In June 2014, Groucho’s sued Grouchy’s for trademark and service mark infringement in violation of Section 32 the Lanham Act, 15 U.S.C. § 1114, false designation of origin in violation of Section 43 of the Act, id. § 1125(a), a violation of the Georgia Uniform Deceptive Trade Practices Act, Ga. Code § 10-1-371, violations of the state common law of trademarks and unfair competition, and unjust enrichment. Grou-cho’s alleged that the “operati[on of] a delicatessen under the name GROUCHY’S ... has caused and will cause confusion in the market place” and its “unauthorized use of [Groucho’s] Trademarks [and common law rights in its trademarks] creates a likelihood of confusion, mistake, and deception as to the source and sponsorship of their goods and services such that consumers are likely to believe ... that [Grouchy’s] is associated or affiliated with [Groucho’s] and ... is [its] authorized licensee,” which “injure[s] [Groucho’s] valuable goodwill and well established business reputation.” Groucho’s alleged that three incidents evidenced confusion between the two delicatessens: 1) a report that a payroll company mistakenly called Groucho’s instead of Grouchy’s; 2) two tweets in which one Twitter user seemed to confuse the two delicatessens; and 3) a description of an unnamed customer expressing disappointment at being unable to purchase a Groucho’s sandwich at Grouchy’s.

Grouchy’s filed a motion for summary judgment, which the district court granted. The district court ruled that Groucho’s complaint was barred by laches. Groucho’s delayed unreasonably, the district court ruled, in failing to pursue a complaint of infringement after initially requesting that Grouchy’s change its name, and that delay unduly prejudiced Grouchy’s. See 15 U.S.C. § 1115(b). The district court rejected Groucho’s arguments that its delay was excused based on the doctrine of progressive encroachment and that Grouchy’s was not prejudiced because it entered a naked license with S&F Deli.
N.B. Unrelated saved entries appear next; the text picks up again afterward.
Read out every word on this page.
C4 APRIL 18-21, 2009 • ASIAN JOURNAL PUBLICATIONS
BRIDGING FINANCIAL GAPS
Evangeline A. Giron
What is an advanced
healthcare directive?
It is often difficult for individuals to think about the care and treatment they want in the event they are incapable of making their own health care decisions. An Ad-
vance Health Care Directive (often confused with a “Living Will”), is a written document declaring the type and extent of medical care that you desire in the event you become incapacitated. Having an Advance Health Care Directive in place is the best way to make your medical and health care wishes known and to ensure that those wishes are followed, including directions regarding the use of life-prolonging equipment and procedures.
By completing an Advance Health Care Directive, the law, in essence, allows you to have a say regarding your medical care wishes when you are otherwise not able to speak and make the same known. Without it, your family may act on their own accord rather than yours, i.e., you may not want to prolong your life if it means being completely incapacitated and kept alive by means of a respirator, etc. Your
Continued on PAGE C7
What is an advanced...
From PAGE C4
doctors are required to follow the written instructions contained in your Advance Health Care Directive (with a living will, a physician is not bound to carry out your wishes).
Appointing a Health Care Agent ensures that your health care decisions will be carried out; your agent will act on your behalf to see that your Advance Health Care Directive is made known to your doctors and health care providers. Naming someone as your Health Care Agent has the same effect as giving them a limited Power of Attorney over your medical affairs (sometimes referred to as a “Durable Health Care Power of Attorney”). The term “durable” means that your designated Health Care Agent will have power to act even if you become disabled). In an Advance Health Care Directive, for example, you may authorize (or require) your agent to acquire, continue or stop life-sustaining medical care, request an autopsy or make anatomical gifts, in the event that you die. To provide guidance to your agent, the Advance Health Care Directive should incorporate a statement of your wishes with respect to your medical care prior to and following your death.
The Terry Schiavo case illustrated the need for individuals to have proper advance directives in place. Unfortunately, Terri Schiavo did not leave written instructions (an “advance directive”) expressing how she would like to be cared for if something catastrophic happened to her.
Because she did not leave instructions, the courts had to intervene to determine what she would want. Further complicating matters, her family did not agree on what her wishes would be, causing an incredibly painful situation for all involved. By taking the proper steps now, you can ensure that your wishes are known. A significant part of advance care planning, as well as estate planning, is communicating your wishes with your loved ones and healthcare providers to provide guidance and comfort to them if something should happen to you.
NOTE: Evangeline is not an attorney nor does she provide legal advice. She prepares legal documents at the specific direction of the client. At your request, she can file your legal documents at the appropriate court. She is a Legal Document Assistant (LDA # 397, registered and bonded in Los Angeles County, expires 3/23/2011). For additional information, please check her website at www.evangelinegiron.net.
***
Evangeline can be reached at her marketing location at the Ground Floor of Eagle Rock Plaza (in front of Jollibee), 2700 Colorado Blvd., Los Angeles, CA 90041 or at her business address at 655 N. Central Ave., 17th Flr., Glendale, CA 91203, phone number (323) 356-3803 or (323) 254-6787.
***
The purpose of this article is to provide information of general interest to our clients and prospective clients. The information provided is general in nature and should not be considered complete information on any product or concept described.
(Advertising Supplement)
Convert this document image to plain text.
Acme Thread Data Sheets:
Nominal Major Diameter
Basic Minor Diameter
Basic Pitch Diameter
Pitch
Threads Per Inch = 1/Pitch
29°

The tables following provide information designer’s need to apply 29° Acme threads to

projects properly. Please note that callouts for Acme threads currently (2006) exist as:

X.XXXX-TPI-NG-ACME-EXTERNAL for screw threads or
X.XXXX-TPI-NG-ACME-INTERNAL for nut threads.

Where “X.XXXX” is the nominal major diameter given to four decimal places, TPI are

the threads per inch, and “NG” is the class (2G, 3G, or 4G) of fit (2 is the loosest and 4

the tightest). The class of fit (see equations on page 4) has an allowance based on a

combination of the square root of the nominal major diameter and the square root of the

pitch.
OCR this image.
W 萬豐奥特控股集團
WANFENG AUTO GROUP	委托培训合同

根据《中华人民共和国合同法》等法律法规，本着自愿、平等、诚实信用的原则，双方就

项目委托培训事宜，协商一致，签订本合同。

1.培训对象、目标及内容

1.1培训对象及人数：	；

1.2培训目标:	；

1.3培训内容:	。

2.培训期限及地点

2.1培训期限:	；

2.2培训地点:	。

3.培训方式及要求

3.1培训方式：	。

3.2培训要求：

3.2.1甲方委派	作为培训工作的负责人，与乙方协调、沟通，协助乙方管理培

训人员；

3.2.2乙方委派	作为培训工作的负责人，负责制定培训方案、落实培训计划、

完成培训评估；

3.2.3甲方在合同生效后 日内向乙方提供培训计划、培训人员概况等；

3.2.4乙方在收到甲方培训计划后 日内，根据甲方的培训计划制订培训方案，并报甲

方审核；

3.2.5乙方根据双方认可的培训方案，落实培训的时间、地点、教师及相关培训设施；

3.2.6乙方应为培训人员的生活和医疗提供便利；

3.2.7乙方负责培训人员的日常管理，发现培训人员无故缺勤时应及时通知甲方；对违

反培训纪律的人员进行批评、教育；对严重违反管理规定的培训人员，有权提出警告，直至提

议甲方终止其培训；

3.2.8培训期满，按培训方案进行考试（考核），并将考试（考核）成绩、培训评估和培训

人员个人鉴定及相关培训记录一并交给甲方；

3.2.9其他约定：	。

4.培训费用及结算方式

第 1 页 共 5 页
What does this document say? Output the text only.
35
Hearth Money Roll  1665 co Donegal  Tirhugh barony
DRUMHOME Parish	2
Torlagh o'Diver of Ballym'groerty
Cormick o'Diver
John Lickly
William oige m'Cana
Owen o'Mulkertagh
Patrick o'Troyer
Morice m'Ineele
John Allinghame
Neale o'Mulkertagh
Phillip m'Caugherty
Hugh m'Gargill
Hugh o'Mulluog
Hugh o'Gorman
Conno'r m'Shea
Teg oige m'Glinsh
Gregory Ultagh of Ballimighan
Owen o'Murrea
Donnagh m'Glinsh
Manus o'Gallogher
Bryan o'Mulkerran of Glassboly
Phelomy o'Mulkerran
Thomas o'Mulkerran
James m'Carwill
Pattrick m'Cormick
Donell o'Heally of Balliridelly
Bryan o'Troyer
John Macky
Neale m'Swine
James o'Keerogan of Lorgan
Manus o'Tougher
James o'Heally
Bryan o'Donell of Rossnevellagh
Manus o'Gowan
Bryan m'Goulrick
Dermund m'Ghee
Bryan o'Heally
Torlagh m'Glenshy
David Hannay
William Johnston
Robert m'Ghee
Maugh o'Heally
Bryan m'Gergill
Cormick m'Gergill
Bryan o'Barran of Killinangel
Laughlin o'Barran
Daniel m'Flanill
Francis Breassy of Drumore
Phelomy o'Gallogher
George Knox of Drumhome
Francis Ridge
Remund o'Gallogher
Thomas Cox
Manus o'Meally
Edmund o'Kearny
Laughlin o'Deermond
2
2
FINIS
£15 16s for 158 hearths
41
*829 II. STANDARDS OF REVIEW

We apply two standards of review. The entry of summary judgment requires that we review de novo certain aspects of the decision, such as whether the district court resolved disputed issues of material fact. See Tana v. Dantanna’s, 611 F.3d 767, 772 (11th Cir. 2010). We review the application of the defense of laches for abuse of discretion. Angel Flight of Ga., Inc. v. Angel Flight Am., Inc., 522 F.3d 1200, 1207 (11th Cir. 2008); Conagra, Inc. v. Singleton, 743 F.2d 1508, 1516 n.12 (11th Cir. 1984).

III. DISCUSSION

The question presented in this appeal is whether the equitable doctrine of laches estopped Groucho’s from complaining about an infringement of its service mark. Laches “requires proof of three elements: (1) a delay in asserting a right or claim; (2) that the delay was not excusable; and (3) that the delay caused the defendant undue prejudice.” Conagra, 743 F.2d at 1517. That test “is a flexible one: the court must examine both the amount of the delay and the prejudice caused by that delay.” Citibank, N.A. v. Citibanc Group, Inc., 724 F.2d 1540, 1546 (11th Cir. 1984).